Apprendre avec les cépages… muscadet et gewurztraminer

« Apprendre avec les cépages… » est une série d’articles qui consistent à vous donner les clés sur l’apprentissage de la dégustation en comparant des cépages totalement opposés! Aujourd’hui muscadet et gewurztraminer … la légèreté ou la puissance.

Même la géographie les sépare considérablement; l’un pousse en pays nantais, l’autre s’exprime merveilleusement bien plus à l’est de l’hexagone, en Alsace, son terroir de prédilection.

Un peu d’histoire : vin emblématique de la région nantaise, souvent accolé à « sur lies » et s’accordant le plus souvent avec les produits de la mer, l’origine du muscadet est beaucoup plus continentale qu’il n’y paraît car il n’est autre que le melon de Bourgogne, cépage qui a pratiquement disparu de cette même région. Le gewurztraminer quant à lui, est originaire de la famille des savagnins (cépages du Jura) et est une sélection du traminer, cépage originaire du Tyrol.

L’œil : si l’on peut observer une robe pâle et claire pour le muscadet avec une véritable fluidité des larmes sur le verre, le gewurztraminer offre des nuances beaucoup plus dorées et une certaine viscosité.

Le nez : même si le muscadet peut présenter à première vue un nez peu intense aromatiquement, cela n’enlève rien à la complexité qu’on peut lui trouver sur certaines bouteilles ; complexité caractérisée par des notes d’agrumes, de fruits exotiques et même de fenouil; et quoi de plus normal que de lui trouver également des notes muscatées… l’origine de son nom est alors plus évident. Le gewurztraminer pour sa part, et au contraire du muscadet, fait partie de ces cépages dits aromatiques (comme le viognier ou bien le sauvignon) ; son intensité aromatique est très ouverte révélant des notes épicées, poivrées, de mangue et de litchis. Côté floral c’est la rose et la pivoine qui éclate au nez.

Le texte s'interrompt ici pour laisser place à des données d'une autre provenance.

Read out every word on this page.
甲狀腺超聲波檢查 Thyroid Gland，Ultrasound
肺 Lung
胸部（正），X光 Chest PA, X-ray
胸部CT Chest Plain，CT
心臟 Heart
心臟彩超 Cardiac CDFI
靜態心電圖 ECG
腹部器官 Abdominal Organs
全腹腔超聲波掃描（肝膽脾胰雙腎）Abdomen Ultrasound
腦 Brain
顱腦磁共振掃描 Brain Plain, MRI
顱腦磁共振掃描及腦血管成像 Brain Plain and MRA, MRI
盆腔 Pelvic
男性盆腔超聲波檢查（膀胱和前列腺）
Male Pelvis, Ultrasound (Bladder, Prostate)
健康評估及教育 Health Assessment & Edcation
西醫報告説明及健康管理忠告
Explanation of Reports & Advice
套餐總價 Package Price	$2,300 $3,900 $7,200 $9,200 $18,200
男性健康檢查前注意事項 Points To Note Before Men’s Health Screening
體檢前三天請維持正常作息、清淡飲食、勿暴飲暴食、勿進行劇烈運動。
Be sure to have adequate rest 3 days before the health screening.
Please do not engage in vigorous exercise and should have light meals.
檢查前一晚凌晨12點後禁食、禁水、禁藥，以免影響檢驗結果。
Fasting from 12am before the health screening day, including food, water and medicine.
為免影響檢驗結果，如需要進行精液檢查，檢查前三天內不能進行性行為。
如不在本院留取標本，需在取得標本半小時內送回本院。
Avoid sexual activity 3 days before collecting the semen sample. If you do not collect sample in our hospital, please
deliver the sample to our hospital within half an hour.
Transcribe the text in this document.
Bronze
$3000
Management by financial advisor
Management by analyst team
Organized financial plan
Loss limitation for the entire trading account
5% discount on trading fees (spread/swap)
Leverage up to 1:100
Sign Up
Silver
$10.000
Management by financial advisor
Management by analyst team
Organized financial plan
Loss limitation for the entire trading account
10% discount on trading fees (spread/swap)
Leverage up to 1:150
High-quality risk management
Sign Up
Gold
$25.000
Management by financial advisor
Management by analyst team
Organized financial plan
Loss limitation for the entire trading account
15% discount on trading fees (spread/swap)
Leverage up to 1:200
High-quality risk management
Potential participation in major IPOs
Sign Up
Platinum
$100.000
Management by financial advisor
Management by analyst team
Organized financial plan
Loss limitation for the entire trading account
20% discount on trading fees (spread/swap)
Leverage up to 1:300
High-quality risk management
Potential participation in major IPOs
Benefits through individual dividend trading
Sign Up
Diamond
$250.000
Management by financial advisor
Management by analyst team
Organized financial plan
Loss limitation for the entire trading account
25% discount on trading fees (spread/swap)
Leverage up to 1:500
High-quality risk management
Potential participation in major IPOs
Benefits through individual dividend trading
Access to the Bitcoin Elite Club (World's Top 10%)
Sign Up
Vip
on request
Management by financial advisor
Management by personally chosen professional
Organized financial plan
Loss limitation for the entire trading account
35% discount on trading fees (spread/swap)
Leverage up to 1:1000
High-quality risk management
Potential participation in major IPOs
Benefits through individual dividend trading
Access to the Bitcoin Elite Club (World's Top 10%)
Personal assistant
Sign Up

La bouche : parfois légèrement perlant, le muscadet est bâti sur la légèreté, la vivacité, la fraîcheur avec un équilibre pointu et « droit dans ses bottes » comme disent les cavistes pour décrire un vin qui ne laisse pas de place au questionnement ; il est désaltérant et rond à la fois et peut-être très croquant. Le gewurztraminer quant à lui est sur la continuité de son nez à savoir une certaine richesse, une générosité, une forte personnalité dans laquelle on retrouve en bouche le gras observé dans le verre; ses finales sont souvent très longues et ditent élastiques; l’impression première qui nous vient à l’esprit une fois en bouche : ce cépage est décidément aromatique.

Les accords mets et vins :  le muscadet est bien l’un des seuls vin qui va résister au côté « iodé » de l’huître, son acidité et sa vivacité aidant a contrer la force de ce coquillage. La proximité de sa récolte près de l’océan n’y est peut-être pas pour rien… vous pourrez aussi continuer le repas avec une sole meunière cuite au beurre. L’accord gewurztraminer en vendanges tardives et un roquefort fera le bonheur de vos papilles et ainsi la force de ce fromage sera amadouée par la puissance aromatique du vin alsacien.